The city of New York is crowded and parking is at a premium. Because of this the city rakes in millions of dollars in revenue from parking tickets. How many millions? Over $500 million last year and on pace to top that by $100 million this year. For companies that have to work in the city, this is largely considered to be a business expense. Want to work in New York city? Put a few thousand in the budget for parking fines.
You can’t provide a service in the city without racking up thousands of dollars in parking tickets. Tickets are such an important factor in doing business in the city that they actually created an industry of their own, people who get the fines reduced or removed. All for what? Money. That’s a big problem. A business wants to make money and this is a good and normal thing. The role of government is far different.
One of the primary functions of municipal government is to make life better for those who live and do business in the city. It is not to harass them and fund government coffers with fines. I understand the city is crowded and people will park illegally. However, I wonder how many lovely parking lots could be built for $500 million?
That’s what a responsible government does. It sees a need that can’t easily be solved by local businesses and people and goes about fixing the problem.

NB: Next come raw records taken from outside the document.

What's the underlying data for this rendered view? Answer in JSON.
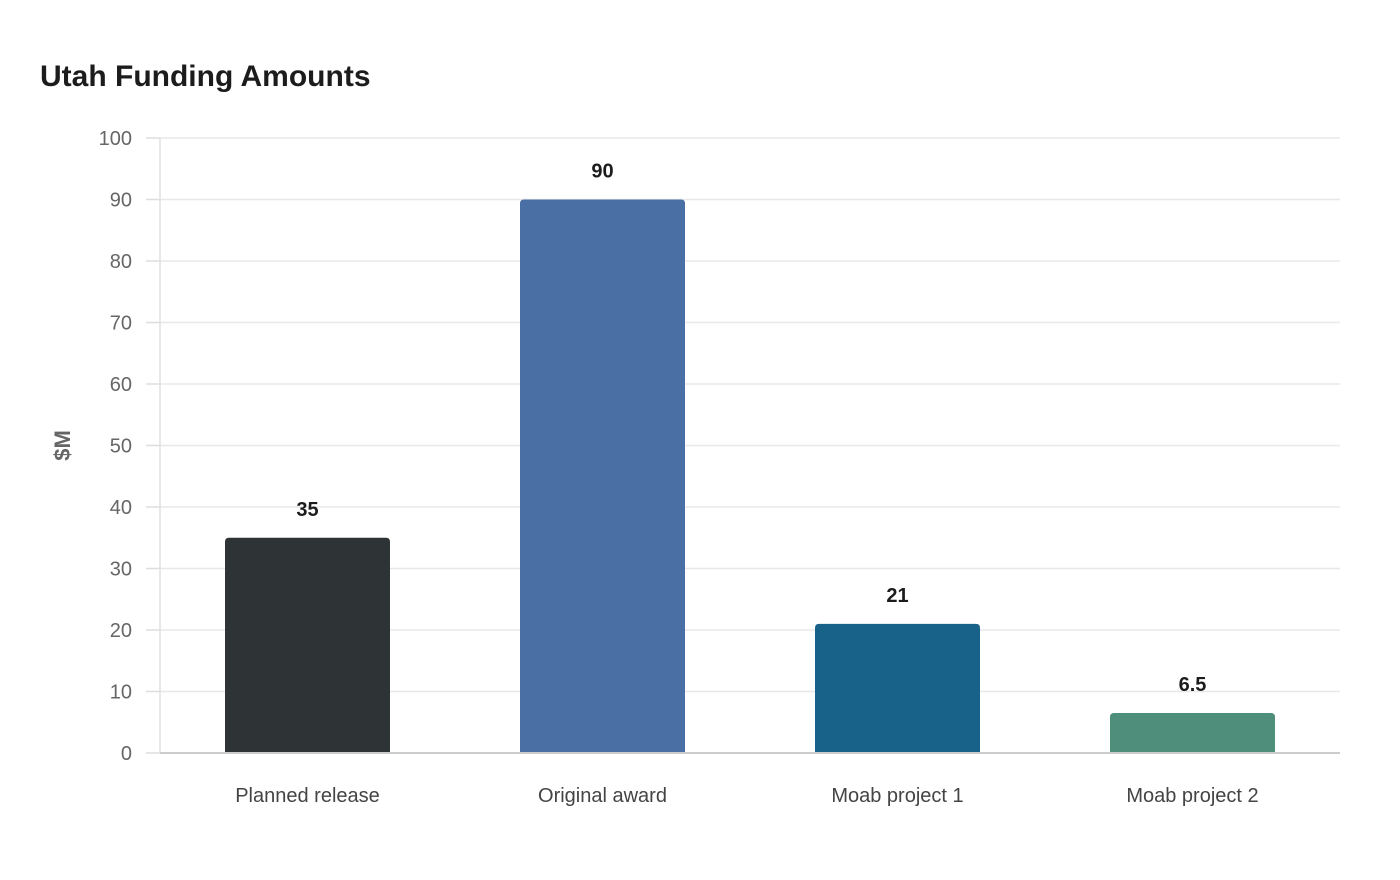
{
  "chart_data": {
    "type": "bar",
    "title": "Utah Funding Amounts",
    "xlabel": "",
    "ylabel": "$M",
    "categories": [
      "Planned release",
      "Original award",
      "Moab project 1",
      "Moab project 2"
    ],
    "values": [
      35,
      90,
      21,
      6.5
    ],
    "value_labels": [
      "35",
      "90",
      "21",
      "6.5"
    ],
    "colors": [
      "#2e3436",
      "#4a6fa5",
      "#186189",
      "#4e8e7b"
    ],
    "ylim": [
      0,
      100
    ],
    "yticks": [
      0,
      10,
      20,
      30,
      40,
      50,
      60,
      70,
      80,
      90,
      100
    ],
    "grid": true,
    "legend": "none"
  }
}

At least that is what government is supposed to be about. Naturally, government has simply become a money churning machine. It takes money from citizens and redistributes it to a chosen few.
When government pursues a course of action simply designed to sustain itself, it has failed. Yes, parking in cities like New York, Chicago, London, Mexico City, and other crowded metropolis’s is a serious problem. So is traffic. The function of government is to resolve these issues, not profit off of them. The city of New York issues citation for good reason. When cars and trucks are parked illegally, it causes congestion on the roads. Businesses use vehicles to delivery their goods and transport personnel from one location to another. Parking is all but impossible to find because there are far too many vehicles and not enough parking spaces.
The answer is not easy. Every parking lot takes up space which otherwise might be used for a residence or business. Underground parking lots are expensive. That being said there must be creative solutions available. Perhaps a massive parking lot in central New York built underground with rentable powered sleds that allow transport of large items a nominal distance. The lot has a small fee associated with it paying for upkeep and monitoring. I find it impossible to believe the many people who do business in the city wouldn’t be happy to use such a lot, rather than pay fines and clog up traffic.
In addition, it means fewer people must be employed by the government to issue the parking tickets. To roam the city continuously looking for violations. Fewer people must process the tickets.
The end result is always an incredibly important consideration. If the businesses that work in the city simply assume paying parking tickets are part of standard operations, that means traffic gets clogged up anyway. The tickets aren’t successfully achieving the desired result.
Creative solutions to parking issues isn’t my specialty, I admit as much. But I imagine, with absolute conviction, that $500 million might well be able to create and maintain solutions that not only unburden those doing business in the city but also help those who must get from Point A to Point B by actually helping alleviate the traffic problems.
I’m certain there are other people with great ideas out there that don’t involve tickets, but I’m not sure the municipal governments want to consider them. That’s a shame, for all us.